I consider myself to be a strong, confident woman . . . I do now, at least. But it took a lot of work to get here. And one of the most destructive habits that I had to get rid of to become this new person was the habit of always saying “I’m sorry.”
I don’t mean saying it in the authentic, meaningful way when you really are truly sorry. I mean saying it when it isn’t called for (Are we out of clean towels? Yes, I’m sorry). Or worse, saying it because you don’t feel entitled to even take up space.
Like when you’re at the grocery store and it’s crowded, and you come face to face with someone and one of you has to move for the other to get by — and you automatically say, as you move out of the way, “Sorry!”
This is related to weight loss, and I’ll get to that in a minute. But first I want to say that this is an epidemic among women (especially in the South), and it has got to stop. I still work at not reflexively saying this, but trust me, it’s like giving yourself a confidence main-line when you do.
When you constantly move out of the way, you make yourself small — physically and psychologically. When you physically negate yourself this way, it trains you to do other things to deny your body, like constricting yourself in rigid positions to hide what you look like. You suck it in, cover it up, and literally make yourself “less than.”
This is how it relates to weight loss. It is impossible to change your body when you do these things. If you want to change your body, you have to inhabit it first.
Incessantly apologizing also drains your confidence. It makes you feel weak and small and therefore highly unlikely to have the motivation to set goals, much less the drive to go out and achieve them. And when you keep yourself small, you create a small life — a life that is focused on losing weight.
This keeps you stuck in the dieting cycle, because if all you ever try to do is lose weight, you will be desperate to do it, you will diet, you will fail, and you will keep starting over.
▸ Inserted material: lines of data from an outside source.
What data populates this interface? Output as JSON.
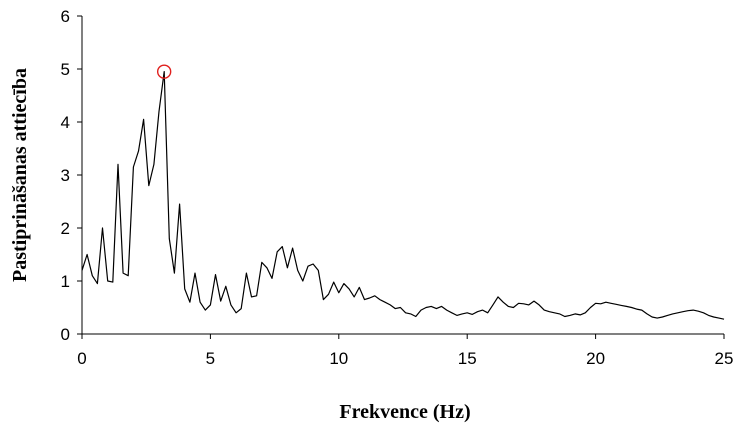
{
  "chart_data": {
    "type": "line",
    "title": "",
    "xlabel": "Frekvence (Hz)",
    "ylabel": "Pastiprināšanas attiecība",
    "xlim": [
      0,
      25
    ],
    "ylim": [
      0,
      6
    ],
    "xticks": [
      "0",
      "5",
      "10",
      "15",
      "20",
      "25"
    ],
    "yticks": [
      "0",
      "1",
      "2",
      "3",
      "4",
      "5",
      "6"
    ],
    "grid": false,
    "legend": "none",
    "line_color": "#000000",
    "marker_color": "#e0201e",
    "peak": {
      "x": 3.2,
      "y": 4.95
    },
    "series": [
      {
        "x": [
          0,
          0.2,
          0.4,
          0.6,
          0.8,
          1.0,
          1.2,
          1.4,
          1.6,
          1.8,
          2.0,
          2.2,
          2.4,
          2.6,
          2.8,
          3.0,
          3.2,
          3.4,
          3.6,
          3.8,
          4.0,
          4.2,
          4.4,
          4.6,
          4.8,
          5.0,
          5.2,
          5.4,
          5.6,
          5.8,
          6.0,
          6.2,
          6.4,
          6.6,
          6.8,
          7.0,
          7.2,
          7.4,
          7.6,
          7.8,
          8.0,
          8.2,
          8.4,
          8.6,
          8.8,
          9.0,
          9.2,
          9.4,
          9.6,
          9.8,
          10.0,
          10.2,
          10.4,
          10.6,
          10.8,
          11.0,
          11.2,
          11.4,
          11.6,
          11.8,
          12.0,
          12.2,
          12.4,
          12.6,
          12.8,
          13.0,
          13.2,
          13.4,
          13.6,
          13.8,
          14.0,
          14.2,
          14.4,
          14.6,
          14.8,
          15.0,
          15.2,
          15.4,
          15.6,
          15.8,
          16.0,
          16.2,
          16.4,
          16.6,
          16.8,
          17.0,
          17.2,
          17.4,
          17.6,
          17.8,
          18.0,
          18.2,
          18.4,
          18.6,
          18.8,
          19.0,
          19.2,
          19.4,
          19.6,
          19.8,
          20.0,
          20.2,
          20.4,
          20.6,
          20.8,
          21.0,
          21.2,
          21.4,
          21.6,
          21.8,
          22.0,
          22.2,
          22.4,
          22.6,
          22.8,
          23.0,
          23.2,
          23.4,
          23.6,
          23.8,
          24.0,
          24.2,
          24.4,
          24.6,
          24.8,
          25.0
        ],
        "y": [
          1.2,
          1.5,
          1.1,
          0.95,
          2.0,
          1.0,
          0.98,
          3.2,
          1.15,
          1.1,
          3.15,
          3.45,
          4.05,
          2.8,
          3.2,
          4.2,
          4.95,
          1.8,
          1.15,
          2.45,
          0.85,
          0.6,
          1.15,
          0.6,
          0.45,
          0.55,
          1.12,
          0.62,
          0.9,
          0.55,
          0.4,
          0.48,
          1.15,
          0.7,
          0.72,
          1.35,
          1.25,
          1.05,
          1.55,
          1.65,
          1.25,
          1.62,
          1.2,
          1.0,
          1.28,
          1.32,
          1.2,
          0.65,
          0.75,
          0.98,
          0.78,
          0.95,
          0.85,
          0.7,
          0.88,
          0.65,
          0.68,
          0.72,
          0.65,
          0.6,
          0.55,
          0.48,
          0.5,
          0.4,
          0.38,
          0.33,
          0.45,
          0.5,
          0.52,
          0.48,
          0.52,
          0.45,
          0.4,
          0.35,
          0.38,
          0.4,
          0.37,
          0.42,
          0.45,
          0.4,
          0.55,
          0.7,
          0.6,
          0.52,
          0.5,
          0.58,
          0.57,
          0.55,
          0.62,
          0.55,
          0.45,
          0.42,
          0.4,
          0.38,
          0.33,
          0.35,
          0.38,
          0.36,
          0.4,
          0.5,
          0.58,
          0.57,
          0.6,
          0.58,
          0.56,
          0.54,
          0.52,
          0.5,
          0.47,
          0.45,
          0.38,
          0.32,
          0.3,
          0.32,
          0.35,
          0.38,
          0.4,
          0.42,
          0.44,
          0.45,
          0.43,
          0.4,
          0.35,
          0.32,
          0.3,
          0.28
        ]
      }
    ]
  }
}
And your life will stay small, and you will keep apologizing for your existence.
Finally, saying sorry and moving out of the way all the time feeds into the concept that all we as women have to offer the world is what we look like. That’s because weakening ourselves this way reinforces a societal standard of female powerlessness that leaves us with no choice but to determine our worth physically.
Before you think I’m about to go off on a militant feminist rant, just consider this for a minute. We live in a culture that teaches women that they’re supposed to behave in a certain way. Generally speaking, we’re supposed to be less powerful, less forthright, less opinionated, and less, well . . . there.
When we absorb this message (and if you’ve been watching this since day one it’s hard not to), we have no choice but to make ourselves visible by altering ourselves physically. We make ourselves beautiful to be seen, and and we shrink ourselves down to attract attention. The only way we’re not invisible is when we conform to a strict standard of physical attractiveness.
So when we defer to the other person (even if it’s another woman), we reinforce the concept that all we have to offer is our appearance. Because when you don’t have enough power to even take up space, your looks are all you’re left with. And when you’re constantly focused on your looks, your desire to be thin, tight, toned, and flaw-free is intensified — which fuels your obsession to lose weight.
I’m not saying that you have to block the doorway and refuse to move when someone wants to go through it; I’m just saying that you don’t have to immediately cower, move out of the way, and give an apology that isn’t warranted. At the very least simply say, “Excuse me.” (It’s sort of like just saying “thank you” when someone compliments you, instead of giving them a list of reasons why they’re wrong.)
Not giving the knee-jerk apology gives you license to take up space both physically and mentally, and this gives you confidence to live a different kind of life. One where you go out and do something — instead of trying to be something for everyone else.
You have as much right to be here as the next person and you have just as much value. You have more to offer this world than what you look like and you don’t have to conform to an arbitrary standard you had nothing to do with creating. You don’t have to be less, feel less, or weigh less just to be acceptable.
Maybe one day we won’t feel like we have to lose weight to be good enough. But in the meantime, refusing to always be “sorry” is a great place to start.